Algumas palavras sobre "A filosofia na era trágica dos gregos".

 



                Terminada a leitura de “A filosofia na era trágica dos gregos”, resta-me a sensação de idílio. Para os padrões de Nietzsche, trata-se de um texto aparentemente simples. Todavia, o escrito apresenta grandeza, eloquência e a apaixonada retórica poética tão costumeira na obra do filósofo alemão.

                O texto é resultado de uma série de ensaios escritos quando ocupava a cátedra de filologia na Universidade da Basileia. Trabalhar os gregos o empolgou. Observa-se pelo espírito da obra. Pela força que evoca. Nota-se uma energia vital. Um entusiasmo incontrastável em cada palavra. Escolher os pré-socráticos para servir de motor ao seu pensamento, sempre foi um projeto ontológico para o filósofo.

                Nietzsche chama a atenção para o fato de que os pré-socráticos foram os responsáveis por tirar o mundo ocidental do pensamento mítico. Eles ajudaram os gregos a tirarem os olhos do céu e colocarem na natureza (“physis”). O homem grego, simplesmente, baixou a cabeça para terra. As respostas que davam sentido à vida poderiam ser compreendidas a partir daqui, fundando uma nova perspectiva. Ou seja, na natureza, por seus elementos e processos regidos por leis, era possível entender o significado da própria vida.

                Esses filósofos foram responsáveis por criarem sistemas; buscaram respostas para indagações; procuraram encontrar um elemento capaz de sintetizar o vórtice causador do mundo, das coisas, da realidade. Fica nítida a predileção de Nietzsche por Heráclito, a quem chama de “filósofo do vir a ser”. Para ele, o filósofo Heráclito não consegue enxergar outra coisa a não ser o fluxo do devir. E, acerca disso, todo aquele que olha para a vida não deve se amedrontar; deve encontrar o sentido trágico por excelência.
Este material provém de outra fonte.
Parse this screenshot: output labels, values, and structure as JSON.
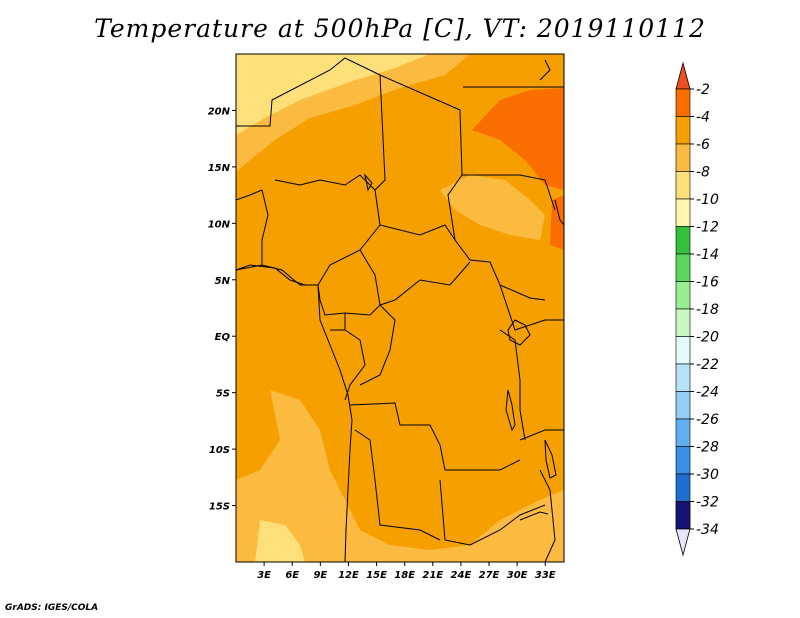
{
  "title": "Temperature at 500hPa [C], VT: 2019110112",
  "credit": "GrADS: IGES/COLA",
  "map": {
    "lat_range": [
      -20,
      25
    ],
    "lon_range": [
      0,
      35
    ],
    "lat_ticks": [
      {
        "value": 20,
        "label": "20N"
      },
      {
        "value": 15,
        "label": "15N"
      },
      {
        "value": 10,
        "label": "10N"
      },
      {
        "value": 5,
        "label": "5N"
      },
      {
        "value": 0,
        "label": "EQ"
      },
      {
        "value": -5,
        "label": "5S"
      },
      {
        "value": -10,
        "label": "10S"
      },
      {
        "value": -15,
        "label": "15S"
      }
    ],
    "lon_ticks": [
      {
        "value": 3,
        "label": "3E"
      },
      {
        "value": 6,
        "label": "6E"
      },
      {
        "value": 9,
        "label": "9E"
      },
      {
        "value": 12,
        "label": "12E"
      },
      {
        "value": 15,
        "label": "15E"
      },
      {
        "value": 18,
        "label": "18E"
      },
      {
        "value": 21,
        "label": "21E"
      },
      {
        "value": 24,
        "label": "24E"
      },
      {
        "value": 27,
        "label": "27E"
      },
      {
        "value": 30,
        "label": "30E"
      },
      {
        "value": 33,
        "label": "33E"
      }
    ]
  },
  "colorbar": {
    "levels": [
      {
        "label": "-2",
        "color": "#f0501e"
      },
      {
        "label": "-4",
        "color": "#fa6e00"
      },
      {
        "label": "-6",
        "color": "#f5a000"
      },
      {
        "label": "-8",
        "color": "#fbba40"
      },
      {
        "label": "-10",
        "color": "#fde07a"
      },
      {
        "label": "-12",
        "color": "#fff6ae"
      },
      {
        "label": "-14",
        "color": "#34c03a"
      },
      {
        "label": "-16",
        "color": "#5ad85c"
      },
      {
        "label": "-18",
        "color": "#98ee8e"
      },
      {
        "label": "-20",
        "color": "#c8f8c0"
      },
      {
        "label": "-22",
        "color": "#e4fbfb"
      },
      {
        "label": "-24",
        "color": "#b8e2f8"
      },
      {
        "label": "-26",
        "color": "#94cdf5"
      },
      {
        "label": "-28",
        "color": "#60aff0"
      },
      {
        "label": "-30",
        "color": "#3a90e6"
      },
      {
        "label": "-32",
        "color": "#1e6ed2"
      },
      {
        "label": "-34",
        "color": "#1450b8"
      }
    ],
    "top_arrow_color": "#f0501e",
    "bottom_arrow_color": "#e6e6fa",
    "bottom_segment_color": "#141478"
  },
  "field_colors": {
    "cold": "#fde07a",
    "cool": "#fbba40",
    "mid": "#f5a000",
    "warm": "#fa6e00"
  }
}
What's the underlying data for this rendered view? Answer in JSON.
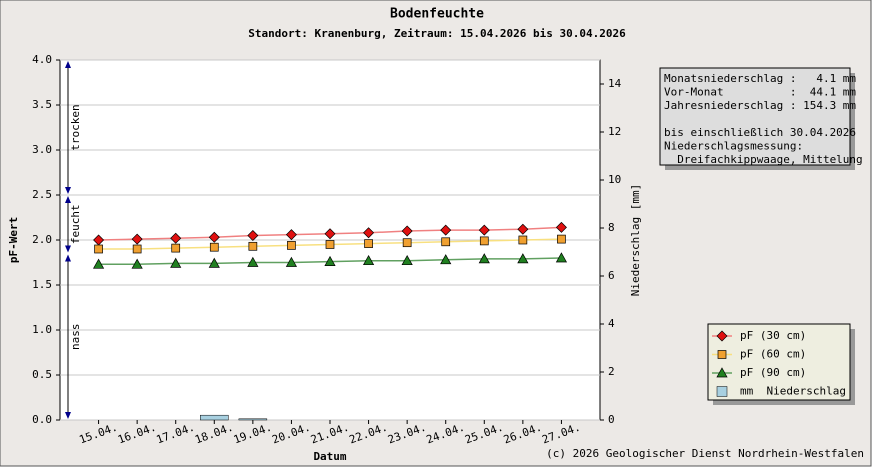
{
  "chart_data": {
    "type": "line",
    "title": "Bodenfeuchte",
    "subtitle": "Standort: Kranenburg, Zeitraum: 15.04.2026 bis 30.04.2026",
    "xlabel": "Datum",
    "ylabel": "pF-Wert",
    "y2label": "Niederschlag [mm]",
    "categories": [
      "15.04.",
      "16.04.",
      "17.04.",
      "18.04.",
      "19.04.",
      "20.04.",
      "21.04.",
      "22.04.",
      "23.04.",
      "24.04.",
      "25.04.",
      "26.04.",
      "27.04."
    ],
    "series": [
      {
        "name": "pF (30 cm)",
        "color": "#e01010",
        "line_color": "#f08080",
        "marker": "diamond",
        "values": [
          2.0,
          2.01,
          2.02,
          2.03,
          2.05,
          2.06,
          2.07,
          2.08,
          2.1,
          2.11,
          2.11,
          2.12,
          2.14
        ]
      },
      {
        "name": "pF (60 cm)",
        "color": "#f0a030",
        "line_color": "#f8e080",
        "marker": "square",
        "values": [
          1.9,
          1.9,
          1.91,
          1.92,
          1.93,
          1.94,
          1.95,
          1.96,
          1.97,
          1.98,
          1.99,
          2.0,
          2.01
        ]
      },
      {
        "name": "pF (90 cm)",
        "color": "#208020",
        "line_color": "#60a060",
        "marker": "triangle",
        "values": [
          1.73,
          1.73,
          1.74,
          1.74,
          1.75,
          1.75,
          1.76,
          1.77,
          1.77,
          1.78,
          1.79,
          1.79,
          1.8
        ]
      },
      {
        "name": "mm  Niederschlag",
        "color": "#a8d0e0",
        "type": "bar",
        "axis": "y2",
        "values": [
          0,
          0,
          0,
          0.2,
          0.05,
          0,
          0,
          0,
          0,
          0,
          0,
          0,
          0
        ]
      }
    ],
    "ylim": [
      0,
      4
    ],
    "yticks": [
      {
        "value": 0,
        "label": "0.0"
      },
      {
        "value": 0.5,
        "label": "0.5"
      },
      {
        "value": 1,
        "label": "1.0"
      },
      {
        "value": 1.5,
        "label": "1.5"
      },
      {
        "value": 2,
        "label": "2.0"
      },
      {
        "value": 2.5,
        "label": "2.5"
      },
      {
        "value": 3,
        "label": "3.0"
      },
      {
        "value": 3.5,
        "label": "3.5"
      },
      {
        "value": 4,
        "label": "4.0"
      }
    ],
    "y2lim": [
      0,
      15
    ],
    "y2ticks": [
      0,
      2,
      4,
      6,
      8,
      10,
      12,
      14
    ],
    "grid": true,
    "zones": [
      {
        "label": "trocken",
        "from": 2.5,
        "to": 4.0
      },
      {
        "label": "feucht",
        "from": 1.85,
        "to": 2.5
      },
      {
        "label": "nass",
        "from": 0,
        "to": 1.85
      }
    ],
    "info": [
      "Monatsniederschlag :   4.1 mm",
      "Vor-Monat          :  44.1 mm",
      "Jahresniederschlag : 154.3 mm",
      "bis einschließlich 30.04.2026",
      "Niederschlagsmessung:",
      "  Dreifachkippwaage, Mittelung"
    ],
    "legend": "lower right",
    "footer": "(c) 2026 Geologischer Dienst Nordrhein-Westfalen"
  }
}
                A tragédia é a força que rompe a mediocridade do mundo. Ela permite que se olhe para a vida como um combustível para transformar a existência numa obra de arte. Nota-se aqui, que mesmo sendo um texto de juventude, traz alguns supostos que serão indissociáveis do pensamento de Nietzsche. “O mel é, segundo Heráclito, a um só tempo doce e amargo, e o próprio mundo é um caldeirão que precisa ser constantemente mexido” (p.60). Ou seja, o filósofo grego com isso demonstra que a própria realidade não deve ser encarada como uma leitura acabada, estática. Aqui se coloca uma resposta a Parmênides.

                Segundo Nietzsche, Parmênides é um “profeta de verdade”; “uma luz fria e ofuscante”. Ele foi “esculpido em gelo”. Seu mundo é frio. É como a superfície de um lago congelado. Enquanto em Heráclito a vida salta, dança, acumula a potência do trágico; brinca, olha para a realidade como se fosse a primeira vez. É um rio de águas buliçosas que flui. Em Parmênides, há uma necessidade de afirmar que “o ser é”. Ele é indivisível, pois, se assim não fosse, ele não teria como ser.

                O livro apresenta o jovem Nieztsche. À época, ele tinha pouco mais de 24 anos de idade. Sua mente inquieta estava sendo agitada por ondas wagnerianas. Nota-se uma interpretação artística daquilo que que foi pensado pelos primeiros filósofos gregos que vieram antes de Sócrates. A mensagem que fica é que todo sujeito que se diz filósofo precisa treinar o olhar. Deve aprender a saborear a própria vida. Afinal, é isso que o sábio faz quando percebe e aceita a novidade que pulsa no real. E desse material sempre renovado pela inexorabilidade do devir que vamos melhorando a própria vida.